Standing at the door on the way out, he doffed his hat and said something so crazy that after he left she had to ask Allegra if she’d heard him right.

“Did he say dig up the yard?”

“I think so,” Allegra said grimly.

“What exactly did you hear him say?”

“He said — I thought he said not to worry — that he’d find her—‘we’ll find her… even if we have to dig up that yard.’”

They used to smoke weed, hop in Joni’s red Mercedes 280SL, and drive through traffic just to blow people’s minds. She could really make Dusty laugh. It embarrassed and surprised her that she didn’t know more about the singer’s whole adoption deal. It was a famous story that she hadn’t followed too closely, which in itself was deeply telling. Because after all, Joni was looking—and Dusty wasn’t. Probably struck too close to home. Why would she have been interested in the journey of an artist and a peer who had the guts to do what she herself wasn’t yet capable of?

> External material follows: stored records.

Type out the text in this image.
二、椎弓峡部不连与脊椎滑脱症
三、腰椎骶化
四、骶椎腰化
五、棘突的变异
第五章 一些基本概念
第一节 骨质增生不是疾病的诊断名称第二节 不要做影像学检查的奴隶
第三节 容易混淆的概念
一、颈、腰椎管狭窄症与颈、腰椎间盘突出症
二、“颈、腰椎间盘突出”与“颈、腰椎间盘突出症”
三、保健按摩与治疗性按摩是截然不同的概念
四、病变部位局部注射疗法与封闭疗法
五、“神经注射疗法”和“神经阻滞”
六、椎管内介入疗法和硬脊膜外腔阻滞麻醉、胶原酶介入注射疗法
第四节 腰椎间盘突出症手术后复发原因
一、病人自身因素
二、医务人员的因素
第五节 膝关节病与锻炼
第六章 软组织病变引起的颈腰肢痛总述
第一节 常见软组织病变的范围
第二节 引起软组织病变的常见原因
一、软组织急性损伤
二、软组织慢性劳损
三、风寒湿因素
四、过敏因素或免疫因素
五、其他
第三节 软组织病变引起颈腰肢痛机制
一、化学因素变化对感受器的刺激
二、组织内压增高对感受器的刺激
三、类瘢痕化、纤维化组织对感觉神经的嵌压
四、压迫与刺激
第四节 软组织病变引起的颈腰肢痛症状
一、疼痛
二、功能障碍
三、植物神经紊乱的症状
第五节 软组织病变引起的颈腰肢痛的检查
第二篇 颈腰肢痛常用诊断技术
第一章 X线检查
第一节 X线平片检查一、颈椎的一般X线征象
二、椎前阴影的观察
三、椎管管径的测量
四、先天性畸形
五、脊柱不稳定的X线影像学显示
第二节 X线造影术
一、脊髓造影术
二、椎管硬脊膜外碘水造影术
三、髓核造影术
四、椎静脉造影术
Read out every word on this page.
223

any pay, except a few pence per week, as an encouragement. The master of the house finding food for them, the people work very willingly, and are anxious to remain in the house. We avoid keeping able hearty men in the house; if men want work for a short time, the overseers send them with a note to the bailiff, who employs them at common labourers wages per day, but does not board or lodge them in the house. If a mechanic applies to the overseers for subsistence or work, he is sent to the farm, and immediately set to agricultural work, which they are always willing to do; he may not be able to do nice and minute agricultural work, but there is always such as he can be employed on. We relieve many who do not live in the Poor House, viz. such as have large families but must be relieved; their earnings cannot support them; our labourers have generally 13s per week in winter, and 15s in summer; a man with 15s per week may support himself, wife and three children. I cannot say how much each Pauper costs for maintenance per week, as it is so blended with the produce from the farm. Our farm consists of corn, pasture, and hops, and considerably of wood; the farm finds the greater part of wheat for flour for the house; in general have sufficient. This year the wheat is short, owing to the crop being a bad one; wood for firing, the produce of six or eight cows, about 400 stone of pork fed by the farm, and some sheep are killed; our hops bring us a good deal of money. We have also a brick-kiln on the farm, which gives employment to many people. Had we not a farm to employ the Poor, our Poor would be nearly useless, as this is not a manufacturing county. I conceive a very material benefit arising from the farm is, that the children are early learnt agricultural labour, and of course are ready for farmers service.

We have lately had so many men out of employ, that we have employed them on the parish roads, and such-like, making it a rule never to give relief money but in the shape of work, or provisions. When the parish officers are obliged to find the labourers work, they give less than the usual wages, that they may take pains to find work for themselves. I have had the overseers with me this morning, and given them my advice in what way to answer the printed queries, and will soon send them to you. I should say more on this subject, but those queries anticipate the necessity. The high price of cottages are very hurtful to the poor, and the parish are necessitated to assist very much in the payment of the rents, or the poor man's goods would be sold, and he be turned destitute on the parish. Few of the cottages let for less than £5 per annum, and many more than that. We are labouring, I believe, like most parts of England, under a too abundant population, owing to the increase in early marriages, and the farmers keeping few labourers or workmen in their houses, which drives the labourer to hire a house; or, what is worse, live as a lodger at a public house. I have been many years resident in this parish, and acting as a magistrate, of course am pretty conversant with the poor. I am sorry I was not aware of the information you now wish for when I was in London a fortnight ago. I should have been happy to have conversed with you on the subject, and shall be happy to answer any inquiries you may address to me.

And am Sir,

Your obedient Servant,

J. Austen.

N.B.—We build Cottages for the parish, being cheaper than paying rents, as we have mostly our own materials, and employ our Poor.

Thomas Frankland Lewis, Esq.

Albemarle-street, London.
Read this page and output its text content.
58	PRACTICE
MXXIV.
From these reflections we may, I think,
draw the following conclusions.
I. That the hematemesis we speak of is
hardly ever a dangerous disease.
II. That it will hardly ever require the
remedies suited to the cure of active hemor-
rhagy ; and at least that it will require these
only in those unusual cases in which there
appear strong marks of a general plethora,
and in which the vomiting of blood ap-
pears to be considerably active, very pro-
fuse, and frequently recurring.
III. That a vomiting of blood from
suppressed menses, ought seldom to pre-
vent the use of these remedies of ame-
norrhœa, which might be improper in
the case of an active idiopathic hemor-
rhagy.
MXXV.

They lay in bed, watching a YouTube interview from a while ago. (Allegra’d been Google bingeing; Patti Smith had given up her baby girl around the same time Joni did. WTF!) Joni wanted to clear the air because she was tired of people saying she’d put her kid up for adoption because of her career. Looking elegant and patrician — matrician? mortician? — probably in her early sixties at the taping, she defended herself by explaining how she was young and poor, and the father of her child had left three months after the girl was born. It was freezing cold and she had no prospects; she knew she couldn’t make a home for her daughter, let alone a life. The presentation was so plausible and forthright, she was so articulate and made such sense, but, still, Dusty was uncomfortable. Why couldn’t Joni have just said she wasn’t ready to be a mom? Wouldn’t that have been cleaner? Where was the sin? What was wrong with saying you weren’t ready? Because if you were, you could overcome anything… couldn’t you? Joni told the interviewer that it was a different time, a different, harsher time, but what did that even mean? A time when mothers gave up their daughters en masse? She hated and loved Joni, forgave and condemned… because wasn’t not searching for Aurora the very same as having voluntarily given her up? If only she’d taken the singer’s sensible, guilt-free path! She’d have been spared so much.